Après les affrontements qui ont fait cinq blessés, les langues commencent à se délier. À l'origine des altercations : des photos de femmes "voilées".

Par Julian Mattei
Modifié le 15/08/2016 à 10:55 - Publié le 15/08/2016 à 09:26 | Le Point.fr
Dimanche 14 août, une centaine de personnes s'est rassemblée devant la mairie puis la préfecture de Bastia pour protester de l'agression de la veille dans le petit village de Sisco.
Dimanche 14 août, une centaine de personnes s'est rassemblée devant la mairie puis la préfecture de Bastia pour protester de l'agression de la veille dans le petit village de Sisco. © PASCAL POCHARD-CASABIANCA

Les autorités peinent encore à faire toute la lumière sur l'origine des heurts qui ont fait cinq blessés sur la petite plage du Cap Corse, 48 heures après la « violente rixe », selon les mots du ministère de l'Intérieur, qui a éclaté samedi aux environs de 17 h 30, dans une crique à la sortie de Sisco, une petite station balnéaire située à une quinzaine de kilomètres au nord de Bastia. Les protagonistes : de jeunes Corses et des familles d'origine maghrébine résidant à Lupino, un quartier populaire et métissé du sud de Bastia.

Dans un laconique communiqué, diffusé ce dimanche après-midi, le parquet de Bastia se borne à faire état d'un « différend qui a éclaté entre une dizaine de personnes de trois familles, d'origine maghrébine, et des jeunes de la région de Sisco qui ont reçu le renfort de proches ».
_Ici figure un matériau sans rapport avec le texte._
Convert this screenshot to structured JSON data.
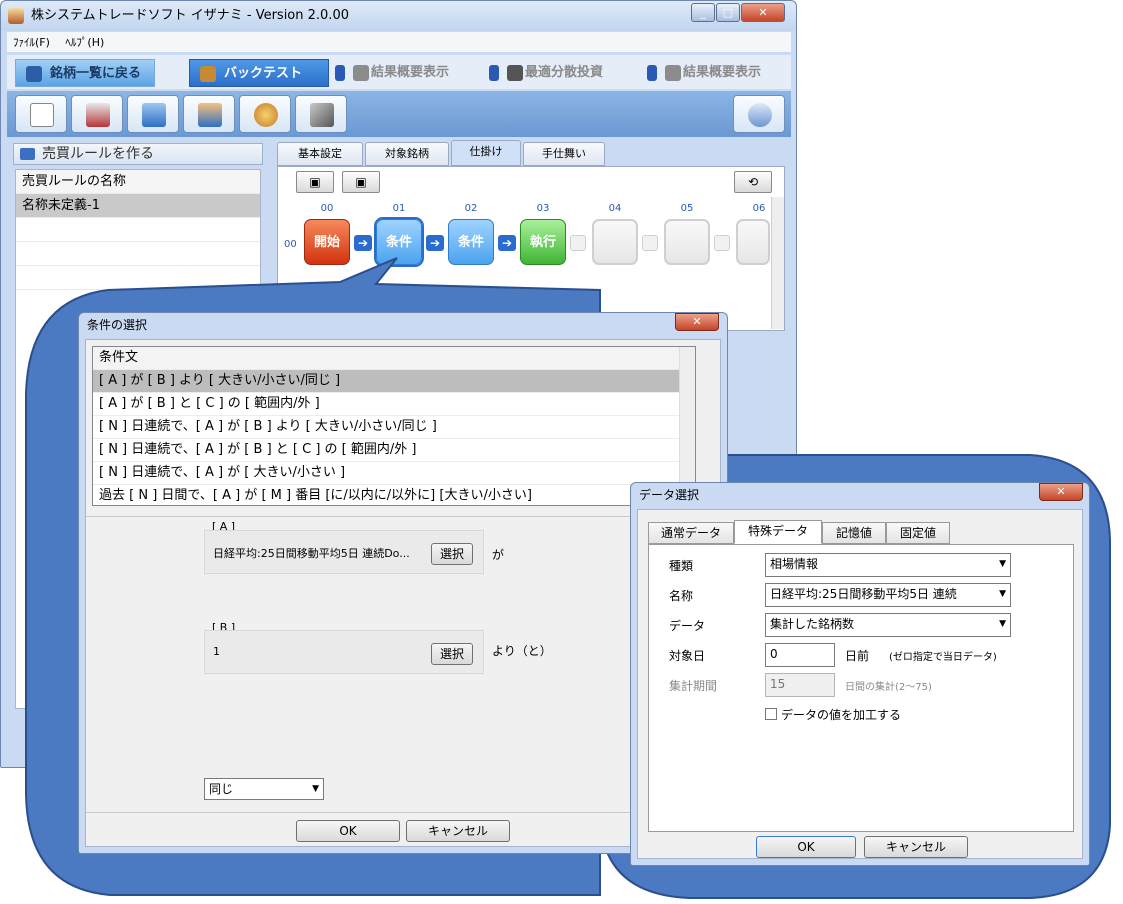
{
  "app": {
    "title": "株システムトレードソフト イザナミ - Version 2.0.00",
    "caption_buttons": [
      "_",
      "□",
      "✕"
    ]
  },
  "menu": [
    "ﾌｧｲﾙ(F)",
    "ﾍﾙﾌﾟ(H)"
  ],
  "nav": {
    "back_label": "銘柄一覧に戻る",
    "active_label": "バックテスト",
    "steps": [
      "結果概要表示",
      "最適分散投資",
      "結果概要表示"
    ]
  },
  "toolbar_icons": [
    "new-file-icon",
    "print-icon",
    "import-icon",
    "export-icon",
    "palette-icon",
    "tools-icon"
  ],
  "left_panel": {
    "title": "売買ルールを作る",
    "column_header": "売買ルールの名称",
    "items": [
      "名称未定義-1"
    ]
  },
  "sub_tabs": [
    "基本設定",
    "対象銘柄",
    "仕掛け",
    "手仕舞い"
  ],
  "flow": {
    "columns": [
      "00",
      "01",
      "02",
      "03",
      "04",
      "05",
      "06"
    ],
    "row_label": "00",
    "nodes": [
      "開始",
      "条件",
      "条件",
      "執行"
    ]
  },
  "cond_dialog": {
    "title": "条件の選択",
    "list_header": "条件文",
    "conditions": [
      "[ A ] が [ B ] より [ 大きい/小さい/同じ ]",
      "[ A ] が [ B ] と [ C ] の [ 範囲内/外 ]",
      "[ N ] 日連続で、[ A ] が [ B ] より [ 大きい/小さい/同じ ]",
      "[ N ] 日連続で、[ A ] が [ B ] と [ C ] の [ 範囲内/外 ]",
      "[ N ] 日連続で、[ A ] が [ 大きい/小さい ]",
      "過去 [ N ] 日間で、[ A ] が [ M ] 番目 [に/以内に/以外に] [大きい/小さい]"
    ],
    "group_a": {
      "label": "[ A ]",
      "value": "日経平均:25日間移動平均5日 連続Do...",
      "select_label": "選択",
      "suffix": "が"
    },
    "group_b": {
      "label": "[ B ]",
      "value": "1",
      "select_label": "選択",
      "suffix": "より（と）"
    },
    "compare_value": "同じ",
    "ok": "OK",
    "cancel": "キャンセル"
  },
  "data_dialog": {
    "title": "データ選択",
    "tabs": [
      "通常データ",
      "特殊データ",
      "記憶値",
      "固定値"
    ],
    "fields": {
      "kind_label": "種類",
      "kind_value": "相場情報",
      "name_label": "名称",
      "name_value": "日経平均:25日間移動平均5日 連続",
      "data_label": "データ",
      "data_value": "集計した銘柄数",
      "day_label": "対象日",
      "day_value": "0",
      "day_suffix": "日前",
      "day_note": "(ゼロ指定で当日データ)",
      "period_label": "集計期間",
      "period_value": "15",
      "period_suffix": "日間の集計(2〜75)"
    },
    "checkbox_label": "データの値を加工する",
    "ok": "OK",
    "cancel": "キャンセル"
  }
}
Mais si la voix officielle attend les conclusions de l'enquête de la section de recherches de la gendarmerie pour se prononcer sur les circonstances des affrontements, les témoins de la scène sont, eux, bien plus diserts. À l'origine des heurts, selon plusieurs témoignages concordants, un « accrochage » entre trois familles musulmanes et des touristes qui profitaient de leur passage dans la marine de Sisco pour photographier la crique dite de « Scalu Vechju », très fréquentée par les locaux. « Se sentant visées par l'objectif, les personnes d'origine maghrébine ont accusé les vacanciers de prendre en photo leurs femmes, voilées, qui se baignaient en djellaba et en burkini, et ont caillassé les touristes », raconte un témoin. Échanges d'invectives, provocations, menaces : le ton monte rapidement entre les deux groupes.
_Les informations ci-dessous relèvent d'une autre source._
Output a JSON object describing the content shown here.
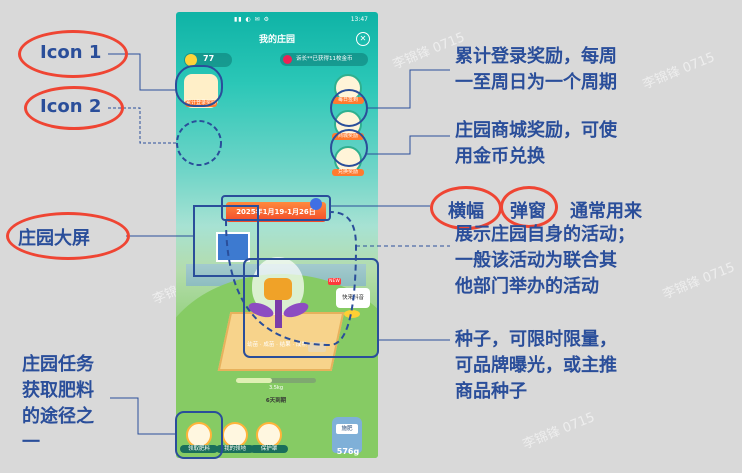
{
  "app": {
    "title": "我的庄园",
    "status_time": "13:47",
    "coins": "77",
    "notice": "诉长**已获得11枚金币",
    "left_icon_label": "累计登录奖励",
    "right_icons": [
      "每日签到",
      "商城奖励",
      "兑换奖励"
    ],
    "banner_text": "2025年1月19-1月26日",
    "new_tag": "NEW",
    "harvest_label": "快来抖音",
    "stages": "幼苗 · 成苗 · 结果 · 成熟",
    "progress_pct": 45,
    "progress_text": "3.5kg",
    "days_left": "6天到期",
    "bottom_buttons": [
      "领取肥料",
      "我的领地",
      "保护罩"
    ],
    "bag_label": "施肥",
    "bag_amount": "576g",
    "watermark": "李锦锋 0715"
  },
  "annotations": {
    "icon1": "Icon 1",
    "icon2": "Icon 2",
    "big_screen": "庄园大屏",
    "banner_word": "横幅",
    "popup_word": "弹窗",
    "tasks": [
      "庄园任务",
      "获取肥料",
      "的途径之",
      "一"
    ],
    "login_reward": [
      "累计登录奖励，每周",
      "一至周日为一个周期"
    ],
    "shop_reward": [
      "庄园商城奖励，可使",
      "用金币兑换"
    ],
    "banner_desc_suffix": "通常用来",
    "banner_desc": [
      "展示庄园自身的活动；",
      "一般该活动为联合其",
      "他部门举办的活动"
    ],
    "seed_desc": [
      "种子，可限时限量，",
      "可品牌曝光，或主推",
      "商品种子"
    ]
  },
  "colors": {
    "annotation_text": "#2a4e9a",
    "highlight_ellipse": "#ef4533",
    "phone_sky": "#2bc7b7",
    "phone_grass": "#79c262"
  }
}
Blessé par une flèche de fusil-harpon

Assistant à la scène, un adolescent du village est accusé d'avoir pris des photos des épouses et d'avoir filmé l'altercation. « Secoués et agressés », selon des témoignages, l'adolescent et ses amis appellent leurs parents qui « descendent » précipitamment du village, rejoints par plusieurs dizaines de personnes. Les esprits s'échauffent avec des « jets de pierres et des coups de bouteille ». Une bagarre éclate. Les trois familles venues de Lupino sont prises à partie par les habitants du village qui dénoncent une « agression ».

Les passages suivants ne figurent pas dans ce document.